Given the results, the degree of similarity between the detection by a dermatology expert and the “NevusCheck” model was 79.69%, as 51 nevi were classified in the same way out of a total of 64 nevi. This level of accuracy is remarkably close to the percentage of accuracy obtained during the validation of the deep learning model, which was 78.33%.
4. Discussion
The discussion section highlights the success of the proposed deep learning model approach focused on the detection of dysplastic nevi using convolutional neural networks.
The effectiveness of the deep learning model, with an accuracy of 78.33%, is based on known techniques such as denoising to reduce unnecessary noise and the application of the UNet model for segmentation, supporting the choice of the EfficientNet-B7 architecture for classification.
Likewise, the model performance is also based on the strategic use of PAD-UFES-20 and PH2 datasets, optimized with the data augmentation technique, resulting in a final set of 1198 images, consisting of 570 dysplastic nevi and 628 common nevi, respectively, contributing to the robust performance of the model.
In the comparison study between the evaluation of the dermatology expert and the “NevusCheck” model, a degree of similarity of 79.69% was achieved.
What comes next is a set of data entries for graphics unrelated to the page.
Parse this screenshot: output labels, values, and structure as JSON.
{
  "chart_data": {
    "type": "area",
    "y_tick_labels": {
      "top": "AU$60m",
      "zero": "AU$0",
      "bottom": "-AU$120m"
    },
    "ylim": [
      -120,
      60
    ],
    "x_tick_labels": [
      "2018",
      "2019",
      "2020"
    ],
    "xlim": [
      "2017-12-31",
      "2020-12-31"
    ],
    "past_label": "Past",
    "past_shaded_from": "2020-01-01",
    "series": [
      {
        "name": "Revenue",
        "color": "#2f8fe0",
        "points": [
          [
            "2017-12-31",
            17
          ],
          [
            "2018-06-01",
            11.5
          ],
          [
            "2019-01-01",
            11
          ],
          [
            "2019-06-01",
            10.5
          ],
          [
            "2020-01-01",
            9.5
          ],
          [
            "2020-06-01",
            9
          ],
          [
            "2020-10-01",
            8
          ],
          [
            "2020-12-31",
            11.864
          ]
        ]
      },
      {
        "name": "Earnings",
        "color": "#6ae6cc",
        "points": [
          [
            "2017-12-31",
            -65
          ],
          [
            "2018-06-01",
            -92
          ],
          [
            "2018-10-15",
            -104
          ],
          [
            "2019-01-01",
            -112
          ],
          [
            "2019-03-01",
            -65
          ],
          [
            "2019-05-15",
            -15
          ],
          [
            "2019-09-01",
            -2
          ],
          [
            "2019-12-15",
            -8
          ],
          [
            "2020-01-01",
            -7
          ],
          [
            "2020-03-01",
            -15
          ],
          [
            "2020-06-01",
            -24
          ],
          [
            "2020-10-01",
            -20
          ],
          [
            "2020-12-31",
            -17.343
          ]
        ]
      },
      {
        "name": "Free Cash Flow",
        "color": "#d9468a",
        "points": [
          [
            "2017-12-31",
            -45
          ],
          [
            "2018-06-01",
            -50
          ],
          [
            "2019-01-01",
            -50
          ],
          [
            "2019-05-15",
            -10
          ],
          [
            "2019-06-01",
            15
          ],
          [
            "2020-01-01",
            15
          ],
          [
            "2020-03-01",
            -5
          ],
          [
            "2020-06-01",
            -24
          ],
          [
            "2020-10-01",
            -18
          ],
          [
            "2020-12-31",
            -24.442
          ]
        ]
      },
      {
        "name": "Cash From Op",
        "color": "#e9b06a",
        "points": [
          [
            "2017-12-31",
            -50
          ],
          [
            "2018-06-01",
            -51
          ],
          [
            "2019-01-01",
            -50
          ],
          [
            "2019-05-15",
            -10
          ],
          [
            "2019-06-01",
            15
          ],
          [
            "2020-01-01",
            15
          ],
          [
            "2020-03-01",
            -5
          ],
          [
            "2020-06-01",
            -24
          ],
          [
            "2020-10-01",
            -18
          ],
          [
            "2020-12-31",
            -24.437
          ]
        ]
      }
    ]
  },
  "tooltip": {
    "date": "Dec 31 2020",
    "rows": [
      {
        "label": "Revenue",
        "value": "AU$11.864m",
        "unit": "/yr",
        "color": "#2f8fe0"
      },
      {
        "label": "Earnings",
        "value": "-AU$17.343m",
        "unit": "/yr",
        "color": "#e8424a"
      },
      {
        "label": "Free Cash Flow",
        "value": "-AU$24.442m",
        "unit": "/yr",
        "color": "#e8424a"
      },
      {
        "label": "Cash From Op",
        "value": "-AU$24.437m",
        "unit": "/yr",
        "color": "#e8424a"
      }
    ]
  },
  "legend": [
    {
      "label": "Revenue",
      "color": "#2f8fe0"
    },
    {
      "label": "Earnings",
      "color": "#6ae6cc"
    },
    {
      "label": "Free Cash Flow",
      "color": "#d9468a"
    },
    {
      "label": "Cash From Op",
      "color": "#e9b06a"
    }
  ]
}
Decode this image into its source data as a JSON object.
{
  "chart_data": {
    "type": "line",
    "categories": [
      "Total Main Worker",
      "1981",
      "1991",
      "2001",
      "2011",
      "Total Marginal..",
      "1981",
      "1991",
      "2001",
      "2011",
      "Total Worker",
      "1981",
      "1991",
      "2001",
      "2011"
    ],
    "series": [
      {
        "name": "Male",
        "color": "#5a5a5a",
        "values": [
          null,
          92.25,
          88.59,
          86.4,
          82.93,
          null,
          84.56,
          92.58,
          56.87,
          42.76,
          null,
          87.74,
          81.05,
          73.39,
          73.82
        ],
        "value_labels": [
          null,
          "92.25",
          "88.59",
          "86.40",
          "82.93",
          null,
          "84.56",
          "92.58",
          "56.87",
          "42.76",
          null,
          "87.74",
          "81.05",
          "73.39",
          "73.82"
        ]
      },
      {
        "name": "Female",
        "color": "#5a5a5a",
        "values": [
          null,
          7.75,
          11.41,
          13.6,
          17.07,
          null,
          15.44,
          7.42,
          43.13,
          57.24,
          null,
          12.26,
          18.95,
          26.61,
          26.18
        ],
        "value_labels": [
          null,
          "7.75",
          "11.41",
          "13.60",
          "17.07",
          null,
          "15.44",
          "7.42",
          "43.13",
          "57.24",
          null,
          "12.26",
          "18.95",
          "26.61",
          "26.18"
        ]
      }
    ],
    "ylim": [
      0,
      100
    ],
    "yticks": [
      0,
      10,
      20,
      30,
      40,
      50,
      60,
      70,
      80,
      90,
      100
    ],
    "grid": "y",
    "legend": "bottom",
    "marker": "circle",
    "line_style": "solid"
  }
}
Although the results of the deep learning model and the dermatologist differed in some cases, the proximity in the degree of similarity supports the clinical usefulness of the model as a complementary tool, considering the speed and accessibility it could offer in its implementation in mobile applications. Furthermore, it is essential to highlight that such a tool should not be considered as a replacement for consultation with a healthcare professional; rather, it acts as a complementary resource that can provide a preliminary assessment.
However, limitations in the study are recognized, especially in relation to the number of images collected with smartphones during model training. It is emphasized that the number of images of dysplastic and common nevi collected with smartphones is limited, specifically 44 dysplastic nevi images and 236 common nevi images, totaling 280 images. This highlights the need for greater focus on mobile data collection to ensure optimal application efficiency in daily use.
Future implications include extending the dataset with images acquired using mobile devices, with the purpose of increasing the accuracy achieved by the model in this study. Likewise, it is recommended to explore and evaluate different convolutional neural network structures with a view to discovering possible advances in the classification of dysplastic nevi. All of the above suggestions strengthen the ability of research to contribute to the improvement of medical care and increase skin health awareness through innovative approaches.